Closer to home in smaller Ontario towns like Stratford, laneways offer something precious: space that is already public or semi-public, already threaded through the urban fabric, and already connected to the places people want to go. They run behind commercial main streets, alongside heritage buildings, and through residential blocks. They just need permission, physical and regulatory, to become something more.

What does activation actually look like? It starts with the basics: resurfacing with permeable paving that manages runoff while creating a walkable surface, adding lighting at a human scale, and mounting planters that soften hard edges. These are low-cost, reversible interventions that signal to people that a space is cared for. From there, programming follows. A café can open a rear door. A gallery can spill into the lane. A weekend market can occupy what was, on Monday, a parking apron.

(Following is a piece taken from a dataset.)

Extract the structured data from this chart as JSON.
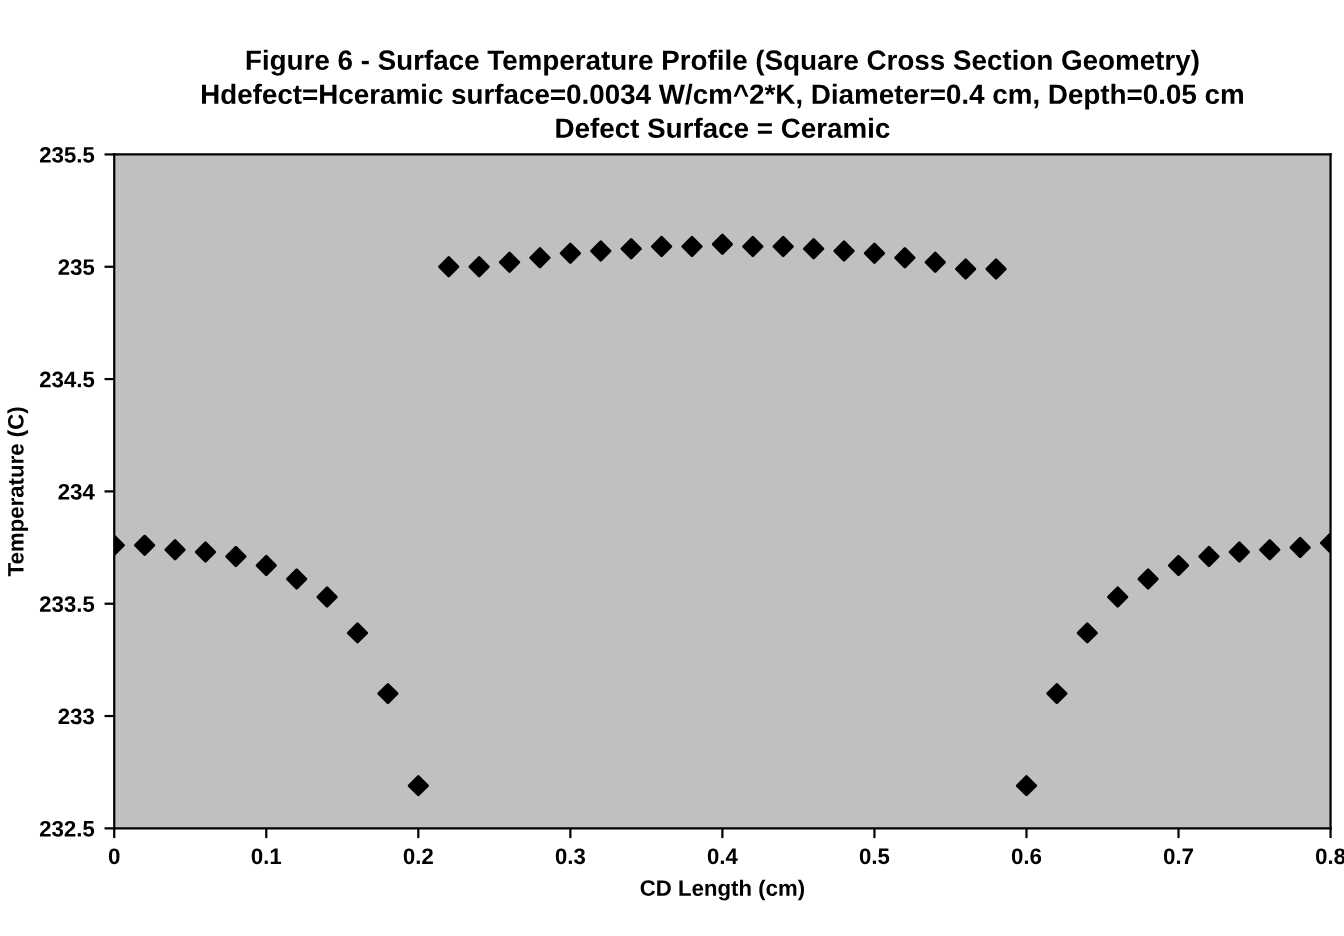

The regulatory dimension matters too. Many laneways fall into ambiguous ownership: municipal road allowances never formally designated as pedestrian space, or private lanes that are practically public. Municipalities willing to do the background title work often discover they have more leverage than assumed. Temporary use permits, street-closing bylaws used creatively, and heritage easement frameworks can all provide the scaffolding for laneway activation without permanent capital investment.

There is also a climate argument. Laneways are natural drainage corridors. Converted to green infrastructure, rain gardens, bioswales, and tree trenches, they can absorb significant stormwater runoff that would otherwise overwhelm aging combined sewer systems. In a period of intensifying rain events, this is not a luxury consideration.

The barrier is rarely physical. It is usually perceptual. Laneways feel unsafe because they are underused, and they are underused because they feel unsafe: a classic urban catch-22. The solution is the same one Jane Jacobs identified for streets more broadly: get people into the space. Light it. Program it. Make it worth walking through. The rest tends to follow.

Stratford, with its rich pedestrian culture and heritage main street, has laneways that could quietly become some of its most interesting places, if we simply stop treating them as the back of the city and start treating them as the front.